Hmm, that won't work quite as well, for two reasons. Firstly, safe_run
raises a normal exception resulting in an ugly stacktrace. Secondly, it doesn't capture the output from git fetch
so the message git fetch failed!
will appear after it, and consequently won't show an explicit connection between the two. (In my code, the colon in the error message git fetch failed:
makes it very obvious that the following error is from git.) The second point is less significant, but the combination of the two does makes it harder to see what the real error was, and I'm a big believer in anything which makes the development process less taxing on the brain ;-)
Any more thoughts on this? Thanks!
I'll take a look at this over the weekend. Been swamped here, sorry for the delay!

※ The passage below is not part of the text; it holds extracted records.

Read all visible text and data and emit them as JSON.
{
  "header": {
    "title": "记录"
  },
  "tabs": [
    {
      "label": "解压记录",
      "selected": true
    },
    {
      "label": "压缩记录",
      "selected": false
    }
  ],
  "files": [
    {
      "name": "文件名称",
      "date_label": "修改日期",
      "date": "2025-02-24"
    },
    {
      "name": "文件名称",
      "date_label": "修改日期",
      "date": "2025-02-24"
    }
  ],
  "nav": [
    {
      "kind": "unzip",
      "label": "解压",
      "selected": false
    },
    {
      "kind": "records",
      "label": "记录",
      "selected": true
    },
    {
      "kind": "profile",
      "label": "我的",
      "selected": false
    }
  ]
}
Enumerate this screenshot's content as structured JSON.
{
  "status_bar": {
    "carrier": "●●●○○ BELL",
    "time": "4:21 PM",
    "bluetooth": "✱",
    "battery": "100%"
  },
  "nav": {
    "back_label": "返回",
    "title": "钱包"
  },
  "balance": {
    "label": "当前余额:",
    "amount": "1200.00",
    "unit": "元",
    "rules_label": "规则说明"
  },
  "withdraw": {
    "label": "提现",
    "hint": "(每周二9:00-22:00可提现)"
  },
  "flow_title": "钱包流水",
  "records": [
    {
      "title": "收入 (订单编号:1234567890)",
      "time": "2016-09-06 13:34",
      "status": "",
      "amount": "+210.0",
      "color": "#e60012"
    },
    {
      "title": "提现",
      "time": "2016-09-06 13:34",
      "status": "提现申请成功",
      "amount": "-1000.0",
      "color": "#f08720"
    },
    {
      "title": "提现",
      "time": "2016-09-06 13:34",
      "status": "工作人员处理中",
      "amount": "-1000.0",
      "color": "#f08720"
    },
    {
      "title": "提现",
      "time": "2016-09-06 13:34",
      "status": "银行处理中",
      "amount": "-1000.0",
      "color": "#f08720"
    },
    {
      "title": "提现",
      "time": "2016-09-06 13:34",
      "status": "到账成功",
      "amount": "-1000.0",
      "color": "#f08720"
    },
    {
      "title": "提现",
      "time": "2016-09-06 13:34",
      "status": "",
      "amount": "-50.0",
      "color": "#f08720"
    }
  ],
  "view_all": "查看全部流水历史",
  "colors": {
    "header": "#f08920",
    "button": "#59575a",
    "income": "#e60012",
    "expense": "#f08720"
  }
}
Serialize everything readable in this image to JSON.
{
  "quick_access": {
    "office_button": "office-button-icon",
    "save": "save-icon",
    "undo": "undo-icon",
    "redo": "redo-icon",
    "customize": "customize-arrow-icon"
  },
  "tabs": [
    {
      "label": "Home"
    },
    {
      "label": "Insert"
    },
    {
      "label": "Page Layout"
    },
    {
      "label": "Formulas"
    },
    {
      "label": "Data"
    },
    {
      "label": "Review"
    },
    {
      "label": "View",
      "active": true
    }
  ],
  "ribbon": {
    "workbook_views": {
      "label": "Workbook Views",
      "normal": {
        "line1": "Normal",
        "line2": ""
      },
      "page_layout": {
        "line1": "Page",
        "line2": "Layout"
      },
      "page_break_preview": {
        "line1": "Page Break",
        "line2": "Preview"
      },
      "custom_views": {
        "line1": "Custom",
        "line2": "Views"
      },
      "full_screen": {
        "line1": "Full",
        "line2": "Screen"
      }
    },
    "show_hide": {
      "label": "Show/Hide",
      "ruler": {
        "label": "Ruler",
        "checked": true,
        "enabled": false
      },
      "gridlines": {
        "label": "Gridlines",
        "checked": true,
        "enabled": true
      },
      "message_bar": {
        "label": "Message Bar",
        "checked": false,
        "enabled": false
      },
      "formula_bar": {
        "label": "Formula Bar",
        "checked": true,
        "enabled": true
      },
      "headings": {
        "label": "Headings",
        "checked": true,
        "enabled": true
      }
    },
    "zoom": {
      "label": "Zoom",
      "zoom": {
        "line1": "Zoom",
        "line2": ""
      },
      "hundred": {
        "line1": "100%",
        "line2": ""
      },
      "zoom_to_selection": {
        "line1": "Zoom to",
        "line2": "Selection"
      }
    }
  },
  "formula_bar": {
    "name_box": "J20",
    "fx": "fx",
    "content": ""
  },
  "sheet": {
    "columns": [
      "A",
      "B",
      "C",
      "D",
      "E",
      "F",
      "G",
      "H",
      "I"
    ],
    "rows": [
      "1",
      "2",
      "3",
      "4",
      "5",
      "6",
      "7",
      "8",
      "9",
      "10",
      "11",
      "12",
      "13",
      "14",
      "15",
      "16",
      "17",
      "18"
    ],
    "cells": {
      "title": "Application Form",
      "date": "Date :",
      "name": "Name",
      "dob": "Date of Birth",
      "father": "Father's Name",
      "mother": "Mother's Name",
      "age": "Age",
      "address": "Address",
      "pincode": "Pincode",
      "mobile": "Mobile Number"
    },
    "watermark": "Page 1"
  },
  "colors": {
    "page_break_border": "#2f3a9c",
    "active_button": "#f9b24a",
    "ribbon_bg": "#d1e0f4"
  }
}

No problem and thanks a lot in advance!
Merged this, but it broke a bunch of tests so I reworked the code and test suite to pass all the tests. I also made it raise a stack trace as I actually prefer that so that I can tell where things went wrong. I think this is a good addition, thanks for the contribution!
Released on rubygems.org as 0.9.0. It would be much appreciated if you can test that this still works for your use case.
If the repository doesn't have an upstream branch configured, git fetch will output an error; handle this separately to prevent it interfering with the git diff call which checks to see if we have any pending changes.